GM earlier had pioneered technologies to reduce deaths and injuries to rear-seat passengers, CR reported, noting:

“General Motors was the first to introduce a system that uses door logic— it determines whether a rear door was opened 10 minutes before the vehicle is turned on or any time after the vehicle is turned on. Drivers get a reminder message in the gauge cluster after the engine is turned off, and the system also sounds chimes. Other automakers also use door logic systems in a few models on sale today, including Hyundai, Kia, and Nissan, although there are some differences in implementation. Those automakers, GM and Honda, have all announced that they would put these systems into most four-door vehicles by the end of 2022. This new agreement sets a longer timeline for implementation for automakers that haven’t yet made a commitment, but it also dramatically expands the number of car companies involved.”

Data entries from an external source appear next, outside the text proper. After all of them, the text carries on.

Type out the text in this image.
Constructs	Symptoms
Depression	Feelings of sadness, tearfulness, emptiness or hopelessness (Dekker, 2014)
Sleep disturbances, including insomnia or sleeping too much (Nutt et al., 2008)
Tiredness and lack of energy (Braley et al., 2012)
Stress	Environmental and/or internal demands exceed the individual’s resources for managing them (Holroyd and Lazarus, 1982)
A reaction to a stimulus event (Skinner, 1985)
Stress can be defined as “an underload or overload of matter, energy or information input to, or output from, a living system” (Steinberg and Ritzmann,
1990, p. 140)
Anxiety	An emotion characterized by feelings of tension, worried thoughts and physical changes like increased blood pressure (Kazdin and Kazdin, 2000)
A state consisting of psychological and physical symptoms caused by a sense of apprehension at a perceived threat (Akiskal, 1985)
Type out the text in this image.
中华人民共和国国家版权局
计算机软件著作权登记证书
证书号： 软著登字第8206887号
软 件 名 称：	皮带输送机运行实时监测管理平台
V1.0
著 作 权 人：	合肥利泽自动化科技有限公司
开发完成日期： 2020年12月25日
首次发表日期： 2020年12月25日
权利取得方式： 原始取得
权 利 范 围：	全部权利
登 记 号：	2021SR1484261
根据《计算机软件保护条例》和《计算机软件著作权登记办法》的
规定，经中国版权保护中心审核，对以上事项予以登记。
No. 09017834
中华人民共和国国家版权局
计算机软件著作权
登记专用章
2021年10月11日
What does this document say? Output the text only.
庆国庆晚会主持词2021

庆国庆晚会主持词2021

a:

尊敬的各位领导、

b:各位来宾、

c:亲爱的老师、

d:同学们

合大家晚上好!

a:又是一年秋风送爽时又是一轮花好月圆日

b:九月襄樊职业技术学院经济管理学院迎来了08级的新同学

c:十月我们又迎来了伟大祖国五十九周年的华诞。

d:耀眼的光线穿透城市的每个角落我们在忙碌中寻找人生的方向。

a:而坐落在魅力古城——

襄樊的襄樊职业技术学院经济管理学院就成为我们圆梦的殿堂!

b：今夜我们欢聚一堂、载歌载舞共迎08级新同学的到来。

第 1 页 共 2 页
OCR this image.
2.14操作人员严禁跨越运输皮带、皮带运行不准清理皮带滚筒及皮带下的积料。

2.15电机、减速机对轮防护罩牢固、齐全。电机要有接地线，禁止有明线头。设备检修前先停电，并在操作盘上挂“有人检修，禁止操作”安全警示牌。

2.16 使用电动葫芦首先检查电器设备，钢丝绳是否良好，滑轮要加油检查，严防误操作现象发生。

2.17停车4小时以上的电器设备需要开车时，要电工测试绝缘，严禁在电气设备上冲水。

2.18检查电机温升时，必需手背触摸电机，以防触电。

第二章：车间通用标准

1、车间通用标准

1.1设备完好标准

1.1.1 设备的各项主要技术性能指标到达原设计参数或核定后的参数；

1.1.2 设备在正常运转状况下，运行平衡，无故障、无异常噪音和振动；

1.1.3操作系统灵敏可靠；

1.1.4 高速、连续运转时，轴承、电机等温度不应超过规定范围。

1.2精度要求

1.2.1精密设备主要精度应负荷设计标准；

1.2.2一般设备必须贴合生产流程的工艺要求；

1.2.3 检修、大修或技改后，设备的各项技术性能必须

While advocates praised the auto makers safety move as needed and overdue, Consumer Reports sounded a note of caution on this deal:

“Automakers have joined forces on other safety-related voluntary agreements before. In 2016, the National Highway Traffic Safety Administration and the Insurance Institute for Highway Safety brokered a voluntary agreement among 20 automakers to make automatic emergency braking (AEB) standard equipment on almost all models by 2022. In fact, 11 automakers have AEB as standard equipment on more than half their 2019 lineups. But voluntary agreements still have issues, says William Wallace, manager of safety policy at Consumer Reports. ‘We’re not sure exactly what automakers are committing to do as a part of this agreement or how effective their systems will need to be,’ he notes. ‘Without clear requirements, you run the risk of automakers installing systems that aren’t easy for consumers to understand and use, or that fail to work entirely.’”

In dealing with manufacturers: Don’t trust and verify. My colleagues in the firm and I work a lot with clients afflicted by short- and long-term damage that can be caused by injuries to babies and children, notably when they and their loved ones may be hurt in various ways in wrecks involving cars, trucks, and motorcycles and that may include defective and dangerous products. Bad stuff gets to market, it seems, far too easily. It’s then tough to oust, even if it harms or injures vulnerable kids and pets.

Off-road vehicle risks

The New York Times, separately, has posted a take-down of yet another problematic off-road vehicle: the Polaris RZR. The units, unlike its predecessors, is designed for sport and can go as fast as 80 mph. It has risks:

“The manufacturer’s safety record indicates more than an occasional problem. From 2013 to 2018, Polaris Industries issued RZR recalls 10 times for fire hazards, far more than for any competing product. There have been more than 180 RZR fires, often leaving little more than scorched earth and a skeletal metal frame. Four people have been killed and at least 30 others have been burned, according to a tally from recalls, lawsuits and reports to federal regulators … the victims have often been young.”

The newspaper deserves credit for digging into the RZR issues, raising yet more questions about what’s going with the Consumer Product Safety Commission. The agency in years past has taken tough action on similar vehicles and has devoted online attention on its site to problems with all-terrain vehicles.

With the 2020 elections looming, maybe the folks on Capitol Hill might want to look with greater skepticism about the recent record of safety protections offered by the CPSC and the National Highway Traffic Safety Agency, which recently lost its longtime chief.